Suheyb’in (ra) bu hassasiyeti Asr-ı Saadet’ten sonra her dönemde mumla aranır bir davranış olmuştur. Her asırda bazı insanlar ya batıl görüşlerine dayanak bulmak için ya zalim yöneticileri ve zulümlerini meşrulaştırmak için ya da daha fazla para kazanmak için hadis uydurmuşlardır. Kılıç zoruyla İslam’a girenler İslam’ı içeriden yıkmak amacıyla, bidatlere savrulanlar insanların daha çok ibadet etmesi amacıyla birçok yalan hadis rivayet etmişlerdir. Suheyb gibi bu konuya gereken ehemmiyeti veren imamlar onların yalanlarını ifşa ederek sünneti yalanlardan muhafaza etmişlerdir.

Günümüz fitne çağına geldiğimizde bu durumun çok farklı boyutlara ulaştığını görüyoruz. Hem sosyal medyada hem gerçek yaşamda insanlar çok kolay bir şekilde hadis diye olur olmaz sözler söyleyip paylaşabiliyorlar. Önce bir kişiden bir yalan uyduruluyor, sonra bu yalan binlerce kişiye duyuruluyor, sonra binlerce kişi tarafından gerçek zannedilip bu yalan üzerine itikat ve amel bina ediliyor. Subhanallah! Toplumda normal biri adına bile yalan yanlış bir şey söylemekten çekiniyorlar da Allah Resûlü (sav) adına yalan yanlış bir şey söylemekten çekinmiyorlar. Neden? Çünkü sosyal medyada telif var, gerçek hayatta yasa var. Herkesi müdafaa edecek bir otorite ve söylenen yalanın yaptırımı var. Ama bugün Allah Resûlü’nü (sav) müdafaa edecek bir otorite ve onun adına söylenen yalanın bir yaptırımı yok. Rabbimizden (cc) onu (sav) müdafaa edecek bir otoriteyi nasip etmesini şiddetle arzuluyoruz…

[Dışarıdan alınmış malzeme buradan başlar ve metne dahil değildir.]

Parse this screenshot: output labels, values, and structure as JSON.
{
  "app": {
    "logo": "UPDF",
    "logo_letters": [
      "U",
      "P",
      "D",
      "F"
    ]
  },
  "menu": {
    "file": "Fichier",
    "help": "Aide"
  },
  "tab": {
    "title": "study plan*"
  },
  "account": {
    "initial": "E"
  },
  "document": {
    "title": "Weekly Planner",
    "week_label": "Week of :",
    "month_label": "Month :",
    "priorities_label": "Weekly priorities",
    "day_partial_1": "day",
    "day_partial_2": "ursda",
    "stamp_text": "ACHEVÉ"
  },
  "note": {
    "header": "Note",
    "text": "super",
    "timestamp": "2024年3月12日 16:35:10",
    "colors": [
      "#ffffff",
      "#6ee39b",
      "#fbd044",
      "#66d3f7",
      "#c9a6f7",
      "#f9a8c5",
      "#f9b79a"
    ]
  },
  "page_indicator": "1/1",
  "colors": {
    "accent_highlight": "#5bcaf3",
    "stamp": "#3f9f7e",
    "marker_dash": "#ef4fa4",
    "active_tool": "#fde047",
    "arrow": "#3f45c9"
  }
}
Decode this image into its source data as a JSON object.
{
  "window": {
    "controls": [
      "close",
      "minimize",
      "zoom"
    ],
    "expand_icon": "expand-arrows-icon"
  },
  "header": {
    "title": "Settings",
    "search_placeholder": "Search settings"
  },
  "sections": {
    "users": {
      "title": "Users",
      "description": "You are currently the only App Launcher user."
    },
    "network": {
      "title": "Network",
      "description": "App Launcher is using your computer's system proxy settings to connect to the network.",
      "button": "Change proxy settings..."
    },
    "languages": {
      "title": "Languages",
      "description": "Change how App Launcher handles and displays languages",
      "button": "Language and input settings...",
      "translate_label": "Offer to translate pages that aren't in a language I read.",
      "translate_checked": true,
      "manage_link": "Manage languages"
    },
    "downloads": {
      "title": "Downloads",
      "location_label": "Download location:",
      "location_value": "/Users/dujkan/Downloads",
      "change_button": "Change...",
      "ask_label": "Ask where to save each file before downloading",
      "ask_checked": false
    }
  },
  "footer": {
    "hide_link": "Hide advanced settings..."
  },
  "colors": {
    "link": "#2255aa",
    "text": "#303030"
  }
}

Bizleri teskin eden tek nokta ise Allah Resûlü (sav) adına yalan söyleyenlerin yaptıklarının karşılığını ahirette görecek olmalarıdır. Neyse ki hayat dünya hayatından ibaret değil. Ne mutlu ki ahiret hayatı var. Onun adına kasıtlı yalan söyleyenler bu dünyada ahiret azabını hazırlıyorlar. Ateşe karşı bu kadar cesur olmak inanılabilir gibi değil doğrusu.

“Kim bilerek benim adıma yalan söz söylerse ateşteki yerini hazırlasın.”[8]

Müminler olarak biz de Suheyb’de (ra) gördüğümüz bu hassasiyetle hareket etmeliyiz. Allah (cc) adına ve Resûl (sav) adına konuşurken ve dinlerken çok hassas olmalıyız. Tam olarak bilmediğimiz ve doğruluğundan emin olmadığımız bir sözü asla söylememeli ve asla paylaşmamalıyız. Aksi takdirde biz de yalancılardan bir yalancı olma tehlikesiyle karşı karşıyayız.

Semûre ibni Cundeb’den (ra) rivayet edildiğine göre Allah Resûlü (sav) şöyle buyurmuştur:

“Kim yalan olduğunu bildiği hadisi benden naklederse o da yalancılardandır.”[9]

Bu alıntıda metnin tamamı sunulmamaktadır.